The second line tells the Cisco that if the RADIUS directive is not just something to setup the connection (such as 'use PPP protocol'), but in fact some kind of executive directive (such as 'Telnet to machine X'), then it should be allowed to do it.

These two lines setup the router to accept authorization requests from the RADIUS server only. This means that some kind of authorization attribute must be specified in a user's RADIUS profile on the RADIUS server for the user to be granted authorization.

NOTE: If the router is used in a live situation, then if authorization is added incorrectly, all dial-in users will start to fail to authorize and a denial of service will occur. This is because authorization is applied globally in the router.

Currently you are using a Default profile with no attributes defined in it. If the Cisco has authorization defined in it, this is a global definition which has an effect on all users who try to connect. Therefore, the authorization lines above tell the Cisco it has to receive its authorization parameters from RADIUS. But the RADIUS profile is empty so a null authorization comes back from the RADIUS server. This is interpreted as an Access-Reject and the user will fail authorization (in accordance with the RFC).

This means that there must be a suitable attribute in the RADIUS profile for the users. Currently, your users are logging into the Cisco and getting a Cisco prompt which then allows them to access other resources on the network. To authorise the users to do this, you need to add the attribute called Service-Type to the Default profile and the value it should have is Shell-User. In my profile I have only got this one attribute and it gives me authorised shell access to the cisco router.

Once this is done (and you see no effect since all the users have exactly the same rights as before), you need to create a profile that restricts the other users to the resources you wish to restrict them. So, for example, if you wished some users to telnet directly to a machine (192.1.1.1), you would create a new profile (called something appropriate obviously) and setup the following attributes in it:

Login-IP-Host        192.1.1.1                (Tells the NAS which machine to connect to)
Login-Service        Telnet                        (Tells the NAS how to connect)
Service-Type        Login-User                (Tells the NAS to allow the user to login to the specified resource)

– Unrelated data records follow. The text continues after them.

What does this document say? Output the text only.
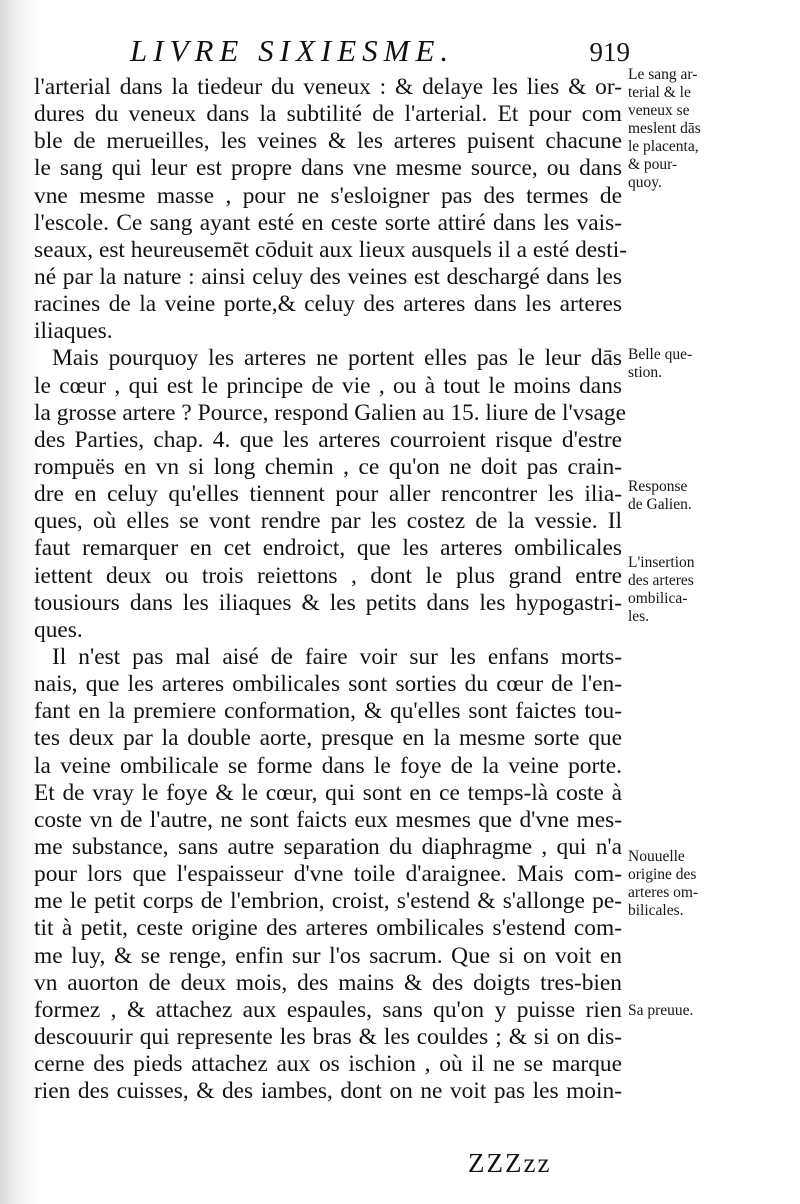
LIVRE SIXIESME.	919
l'arterial dans la tiedeur du veneux : & delaye les lies & or-
dures du veneux dans la subtilité de l'arterial. Et pour com
ble de merueilles, les veines & les arteres puisent chacune
le sang qui leur est propre dans vne mesme source, ou dans
vne mesme masse , pour ne s'esloigner pas des termes de
l'escole. Ce sang ayant esté en ceste sorte attiré dans les vais-
seaux, est heureusemēt cōduit aux lieux ausquels il a esté desti-
né par la nature : ainsi celuy des veines est deschargé dans les
racines de la veine porte,& celuy des arteres dans les arteres
iliaques.
Mais pourquoy les arteres ne portent elles pas le leur dās
le cœur , qui est le principe de vie , ou à tout le moins dans
la grosse artere ? Pource, respond Galien au 15. liure de l'vsage
des Parties, chap. 4. que les arteres courroient risque d'estre
rompuës en vn si long chemin , ce qu'on ne doit pas crain-
dre en celuy qu'elles tiennent pour aller rencontrer les ilia-
ques, où elles se vont rendre par les costez de la vessie. Il
faut remarquer en cet endroict, que les arteres ombilicales
iettent deux ou trois reiettons , dont le plus grand entre
tousiours dans les iliaques & les petits dans les hypogastri-
ques.
Il n'est pas mal aisé de faire voir sur les enfans morts-
nais, que les arteres ombilicales sont sorties du cœur de l'en-
fant en la premiere conformation, & qu'elles sont faictes tou-
tes deux par la double aorte, presque en la mesme sorte que
la veine ombilicale se forme dans le foye de la veine porte.
Et de vray le foye & le cœur, qui sont en ce temps-là coste à
coste vn de l'autre, ne sont faicts eux mesmes que d'vne mes-
me substance, sans autre separation du diaphragme , qui n'a
pour lors que l'espaisseur d'vne toile d'araignee. Mais com-
me le petit corps de l'embrion, croist, s'estend & s'allonge pe-
tit à petit, ceste origine des arteres ombilicales s'estend com-
me luy, & se renge, enfin sur l'os sacrum. Que si on voit en
vn auorton de deux mois, des mains & des doigts tres-bien
formez , & attachez aux espaules, sans qu'on y puisse rien
descouurir qui represente les bras & les couldes ; & si on dis-
cerne des pieds attachez aux os ischion , où il ne se marque
rien des cuisses, & des iambes, dont on ne voit pas les moin-
Le sang ar-
terial & le
veneux se
meslent dās
le placenta,
& pour-
quoy.
Belle que-
stion.
Response
de Galien.
L'insertion
des arteres
ombilica-
les.
Nouuelle
origine des
arteres om-
bilicales.
Sa preuue.
ZZZzz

This profile (which I have on my machine) gives this situation (provided authorization is switched on). When a user connects to the Cisco, s/he gets authenticated and then connected to and presented with the login prompt of machine 192.1.1.1.

So, in summary, to implement the solution, you need to do the following steps in sequence. I have tested the effects of using this sequence and there should be no detrimental effect.

Add the Service-Type attribute with the value Shell-User to the Default Profile

This is an authorization directive for the NAS to allow users to log into it. The NAS will ignore this directive until authorization is enabled on it. This will take effect on all users in the database currently since they do not have any profiles assigned to them.

Add the two following authorization lines into the NAS:

aaa authorization network radius none
aaa authorization exec radius

These lines enable access authorization on the NAS. You and your users should see no change in any of the services you or they currently enjoy.

Add the 'restricted' profile to the ACE/Server with the attributes as follows:

Login-IP-Host        <IP address of machine to login to - e.g. 192.1.1.1>
Login-Service        <Service you wish the user to use - e.g. Telnet>
Service-Type        <Service you require - e.g. Login-User>

Test the restricted profile assigned to a test user.
Assign the restricted profile to each of the restricted users in turn.

This should be the sum total of the work required. The initial group of restricted users is about 20 strong so assigning the restricted profile to them individually should only take a matter of minutes.